"Friede, Freude, Pustekuchen", mit diesem eher harmlosen Motto stiegen die "schrillen Fehlaperlen" auf die Bühne in Rötenbach. Wer nun glaubte, einen lockeren-heiteren Abend zu erleben, der sah sich schon nach wenigen Minuten getäuscht. Lachtränen, Ausschüttung von Glückshormonen, schmerzende klatschende Hände – all dies war an diesem Comedyabend inbegriffen.

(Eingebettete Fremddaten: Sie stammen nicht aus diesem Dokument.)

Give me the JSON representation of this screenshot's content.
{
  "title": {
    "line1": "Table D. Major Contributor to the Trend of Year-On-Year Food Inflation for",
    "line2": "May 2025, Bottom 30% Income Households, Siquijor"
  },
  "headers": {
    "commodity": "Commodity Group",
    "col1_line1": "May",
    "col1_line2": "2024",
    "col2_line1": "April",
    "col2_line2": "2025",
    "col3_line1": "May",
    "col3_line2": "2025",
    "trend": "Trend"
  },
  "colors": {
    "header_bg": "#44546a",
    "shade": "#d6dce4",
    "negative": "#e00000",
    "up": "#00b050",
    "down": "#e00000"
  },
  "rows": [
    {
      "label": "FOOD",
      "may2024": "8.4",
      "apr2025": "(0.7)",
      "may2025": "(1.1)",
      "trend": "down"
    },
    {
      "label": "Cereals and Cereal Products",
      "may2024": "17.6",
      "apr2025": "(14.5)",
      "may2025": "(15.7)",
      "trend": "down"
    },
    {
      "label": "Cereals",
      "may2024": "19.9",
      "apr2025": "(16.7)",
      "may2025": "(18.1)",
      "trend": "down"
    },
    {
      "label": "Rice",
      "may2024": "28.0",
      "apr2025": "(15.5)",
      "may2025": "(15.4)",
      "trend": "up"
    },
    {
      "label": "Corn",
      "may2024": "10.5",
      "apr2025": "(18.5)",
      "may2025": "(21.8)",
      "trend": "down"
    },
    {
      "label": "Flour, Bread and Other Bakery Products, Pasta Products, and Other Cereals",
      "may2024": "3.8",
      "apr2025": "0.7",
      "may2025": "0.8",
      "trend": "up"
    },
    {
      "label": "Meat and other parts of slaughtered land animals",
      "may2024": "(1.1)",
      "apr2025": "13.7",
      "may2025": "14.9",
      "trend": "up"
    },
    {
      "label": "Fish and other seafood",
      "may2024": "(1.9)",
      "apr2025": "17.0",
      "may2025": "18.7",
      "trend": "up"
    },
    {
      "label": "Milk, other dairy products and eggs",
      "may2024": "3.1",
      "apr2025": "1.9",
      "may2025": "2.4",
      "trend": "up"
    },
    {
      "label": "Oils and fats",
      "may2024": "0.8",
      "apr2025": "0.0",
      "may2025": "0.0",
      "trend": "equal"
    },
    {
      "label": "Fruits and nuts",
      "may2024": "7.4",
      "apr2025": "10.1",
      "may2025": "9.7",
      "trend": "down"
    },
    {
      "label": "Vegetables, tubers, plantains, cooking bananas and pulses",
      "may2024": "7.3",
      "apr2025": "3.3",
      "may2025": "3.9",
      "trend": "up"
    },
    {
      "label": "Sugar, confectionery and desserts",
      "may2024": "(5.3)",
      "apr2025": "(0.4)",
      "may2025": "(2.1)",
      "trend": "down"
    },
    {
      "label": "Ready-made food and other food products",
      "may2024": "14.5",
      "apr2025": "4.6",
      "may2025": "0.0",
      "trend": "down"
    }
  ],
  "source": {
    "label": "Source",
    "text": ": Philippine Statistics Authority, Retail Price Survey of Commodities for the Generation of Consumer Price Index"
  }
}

"Ausverkauft" hieß es schon Tage vor dem Auftritt der vier Spaßmacherinnen, die kein Blatt vor den Mund nahmen. Hier wurde Tacheles gesprochen und der frivole Touch war unverkennbar. Mit ihrem neuen Programm trafen die vier Damen mit ihrem Gitarristen Ferdi nicht nur den Nerv des Publikums, sondern auch den Trend der Zeit. Dabei wurden die "ein bis zwei Pfund über dem Idealgewicht" der Akteure ebenso skurril-harmonisch hinterfragt oder als neuen Mama-Mia-Song "Kaloria" besungen. So wundert es nicht, dass die "schrillen Fehlaperlen" immer wieder Szenenapplaus bekamen. Auch Bürgermeister Josef Matt bekam seinen augenzwinkernden Song ab.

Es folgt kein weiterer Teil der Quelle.